Science

LHCP 2020, a new kind of conference

It is again that time of the year, only this year it is very different. Every year, starting around end of March and proceeding until mid-August, a series of important High Energy Physics gathering take places: conferences!

 
 

Moriond, LHCP, ICHEP, they all pace our research work and set deadlines to finalize our searches and measurements, and publish our results. Then we pack our academic bags and travel around the world to the designated venues, meet in person with colleagues we often only see on Skype or Vidyo, and spend days to present, ask questions, argue on techniques and systematic uncertainties, drink too much bad coffee in large corridors while chatting, explore new cities, plan for the future, imagine new researches, and sometimes new jobs and new lives.

Well, we usually do all these things when we are allowed to travel, and 2020 proved to be very different in this respect. With the global COVID-19 pandemic and many countries in the world in lockdown, physicists around the world had to decide what to do with Conferences. At the beginning of the pandemic, where it was not very clear how long the lockdown would have lasted, and what restrictions would have been placed on travel and gatherings, some organizers simply decided to play it safe and cancel the Conferences. Les Rencontres de Moriond in La Thuile, Italy, usually the first important conference of the year where to see new results, were simply canceled. The same has very recently happened to Higgs Hunting in Paris, France, that has been postponed to July 2021.

Other organizers have instead decided to live up to the challenge and try to organize completely virtual conferences. The most recent example is LHCP 2020, that should have taken place in Paris at the end of May, and instead it all took place… on Zoom!

The conference fees were canceled, and registration was opened to anybody wishing to attend. All plenary and parallel sessions happened in videoconference, with virtual space to discuss replacing the chat in corridors and lunchrooms. Speakers were asked to create their own virtual discussion room, where they could be joined as scheduled times after their talk, to be able to ask them those detailed questions that usually don’t find space in the Q&A plenary sessions, and for which breaks and informal discussions at conferences are crucial.

ATLAS presented several new results at LHCP 2020, which summary can be found on the collaboration web site (http://atlas.cern//updates/atlas-ne…).

 

There are many ways to contribute to a conference, other than attending: from their living room, balcony, garden, several members of that ATLAS LAPP group contributed to the internal review and approval of these results, particularly to those related to measurements in the Higgs sector.

 

One physicists of group, Lucia Di Ciaccio, chaired a virtual plenary session on electroweak physics.

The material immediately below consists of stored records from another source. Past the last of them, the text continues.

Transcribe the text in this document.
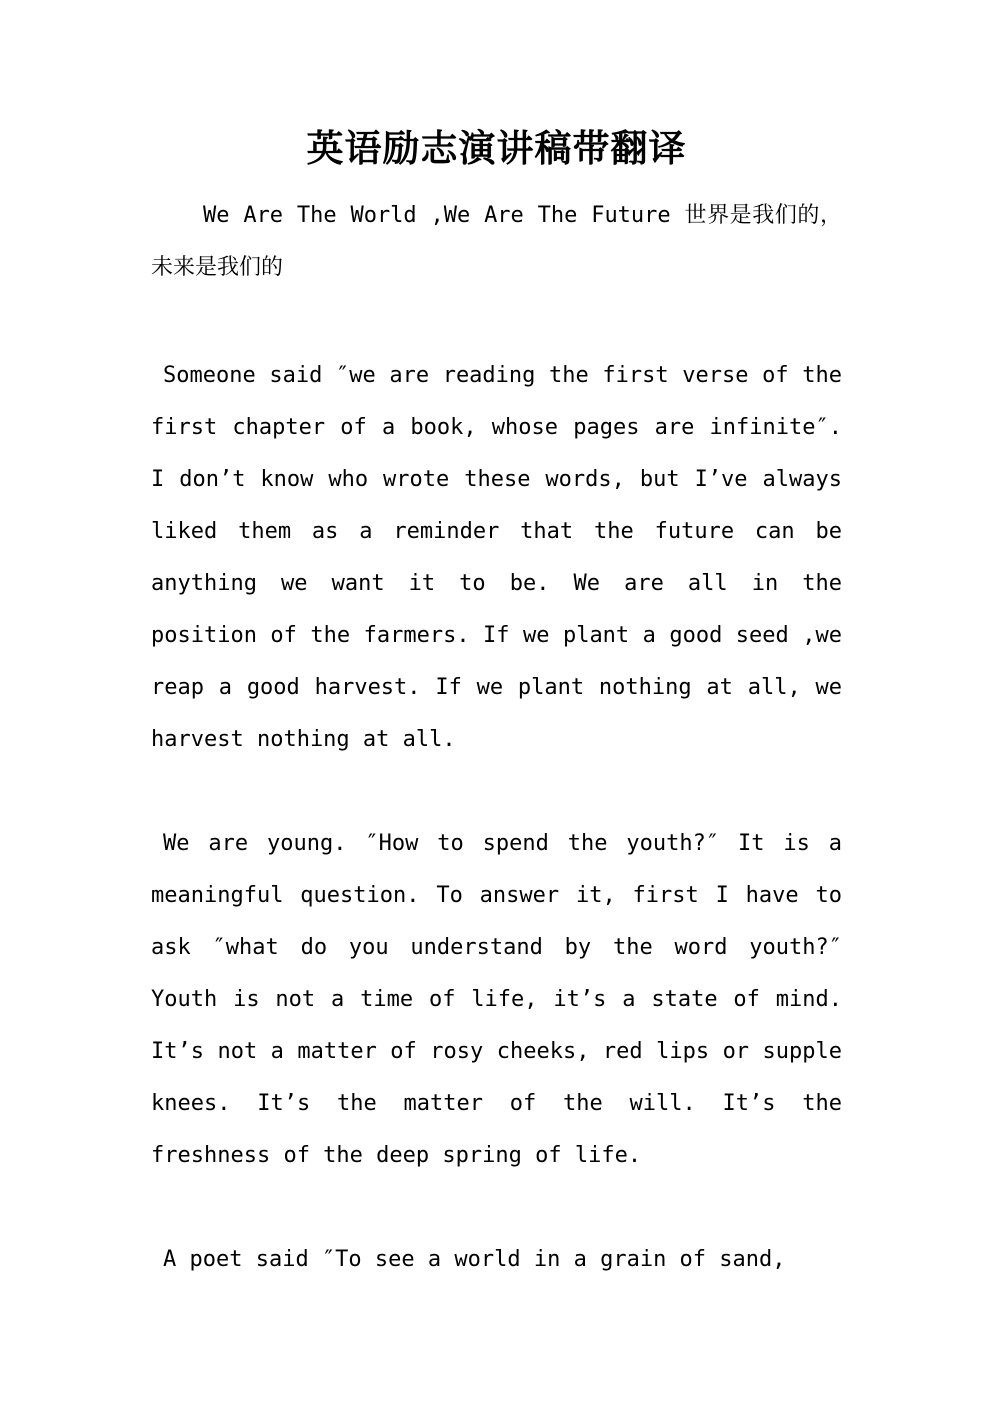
英语励志演讲稿带翻译

We Are The World ,We Are The Future 世界是我们的，未来是我们的

Someone said ″we are reading the first verse of the first chapter of a book, whose pages are infinite″. I don’t know who wrote these words, but I’ve always liked them as a reminder that the future can be anything we want it to be. We are all in the position of the farmers. If we plant a good seed ,we reap a good harvest. If we plant nothing at all, we harvest nothing at all.

We are young. ″How to spend the youth?″ It is a meaningful question. To answer it, first I have to ask ″what do you understand by the word youth?″ Youth is not a time of life, it’s a state of mind. It’s not a matter of rosy cheeks, red lips or supple knees. It’s the matter of the will. It’s the freshness of the deep spring of life.

A poet said ″To see a world in a grain of sand,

So, did this this first experiment of a virtual high-energy-physics conference work? The format was certainly very much appreciated: the amount of registration to LHCP2020 was about twice as large as the number of participants expected in person in Paris. Colleagues with limited travel funding, or family or academic commitments impeding to move for a full week, appreciated the possibility to follow at least selected talks and discussion. This latter aspect also proved to be important for many: sometimes it is difficult to set aside a full week to attend a conference, but almost everybody is likely to find time for a couple of sessions to attend remotely.

On the other hand, many have lamented the lack of networking in a virtual conference. We live in a time of fast internet, efficient preprint servers, and routine seminars broadcasted on the web: conferences are not strictly needed anymore to disseminate our results, and, in this sense, they are a heritage from the past. But networking, the ancient art to establish informal contacts with colleagues, invent and plan new collaborations, exchange and nurture ideas that live dormant in our brains until we try to tell them to friends in front a glass of wine in a remote city, is lost with a virtual conference.

 

Will the 2020 pandemic change our way of organizing conferences, and the exchange of scientific results? Many advocate for a mixed model: we still need to meet in person, but increasing the capability of joining remotely will greatly help those that cannot travel, or don’t have the money to do so. In the meanwhile, we build from the LHCP2020 experience: the next virtual gathering will be ICHEP 2020, that should have happened in Prague at the end of July, and will instead only happen on our screen, in our houses.